– Versione italiana a pagina 2 –
Pure Semblance originates as a skillful experiment by the artist Rosie Clements, who, in addition to photography, also engages in sculpture and printmaking.
While attending graduate school, she began experimenting in the university’s lab with a small Roland UV printer, a type of printer that uses ultraviolet light to cure ink as soon as it is applied to a surface.
However, all her photographs, reproduced on various surfaces, turned out to be either completely unreadable or, at times, too comprehensible and decipherable.
It wasn’t until she started printing on a sheet of bubble wrap, which she found by chance, that the images bearing her signature were born—a blend of experimentation, serendipity, and creative flair.

These are material and, at the same time, incorporeal images, where shapes and colours settle on those sheets, adapting to the undulations between the filled and empty spaces, offering a perfect balance between reality and fleeting unreality. These are intangible images, which we imagine to be soft, to be touched delicately to confirm their tangible concreteness.
“… The bubbles reminded me of soft and tactile pixels. I was drawn to how the details sat atop the bubbles rather than in the spaces between them, meaning the works are only readable from the right angle or distance, and up close, they are almost entirely abstract.”
Just as that polyethylene sheet with air bubbles, often discarded after a single use, adapts perfectly to protect fragile objects by reproducing their shapes, in this case, it also reflects the fleeting nature of digital images, which are often easily shared and even more quickly forgotten in our fast-paced, media-saturated world.
Those air bubbles that live within the limited space allotted to them here transform into pixels that, fused into a single image, reproduce with a halo of evanescent poetry the reality experienced, analyzed, and transformed, as always, by human ingenuity.

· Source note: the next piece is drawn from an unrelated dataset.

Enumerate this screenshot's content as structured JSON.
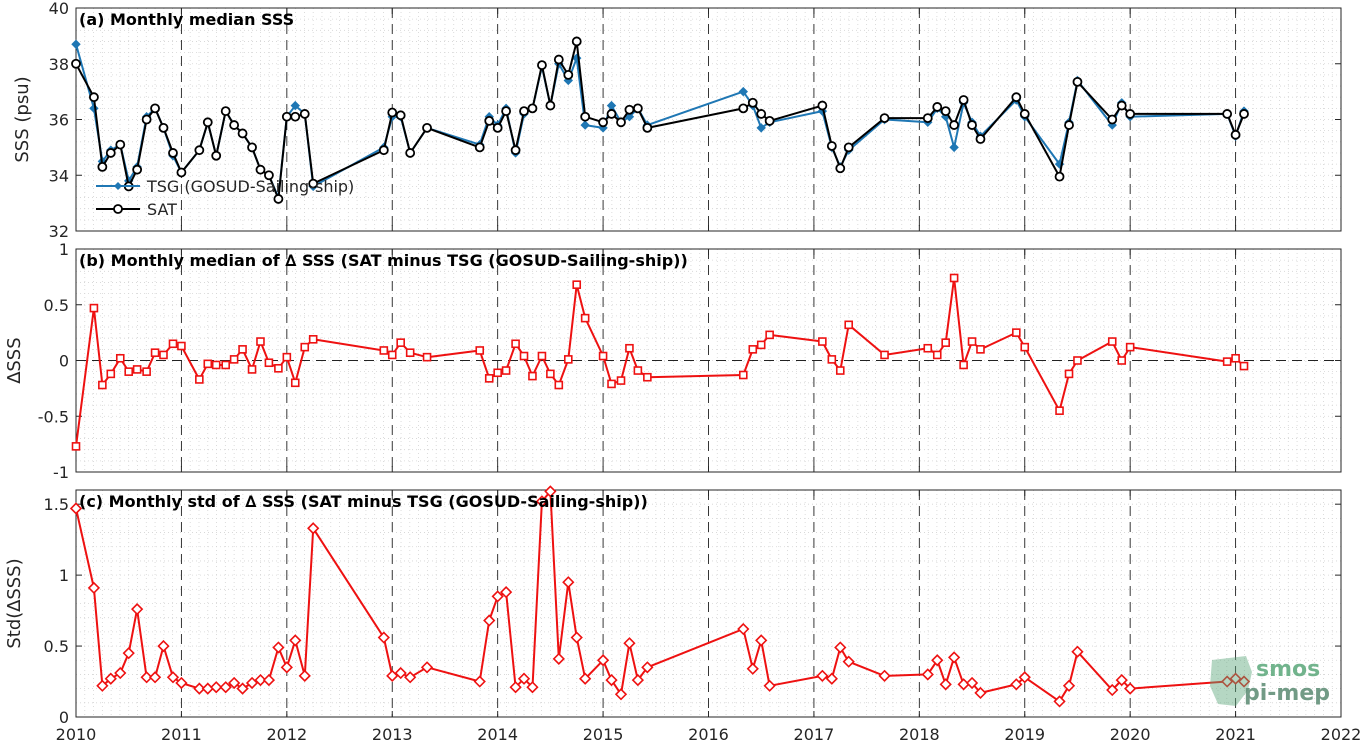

Rosie Clements, who began her career as a traditional photographer, in her more recent works creates digital photographs and reconstitutes them as physical objects, testing the increasingly blurred boundaries between the material and the virtual. She has exhibited her work throughout Texas, where she lives and works, including her first solo exhibition in 2024 at the McLennon Pen Co. in Austin, TX. Her works have been published in numerous industry magazines, including BOOOOOOOM, Southwest Contemporary, Dazed, andIt’s Nice That. Rosie was also included in Lenscratch’s “26 to Watch” list in 2023, which annually celebrates and supports the new generation of young photographic artists.”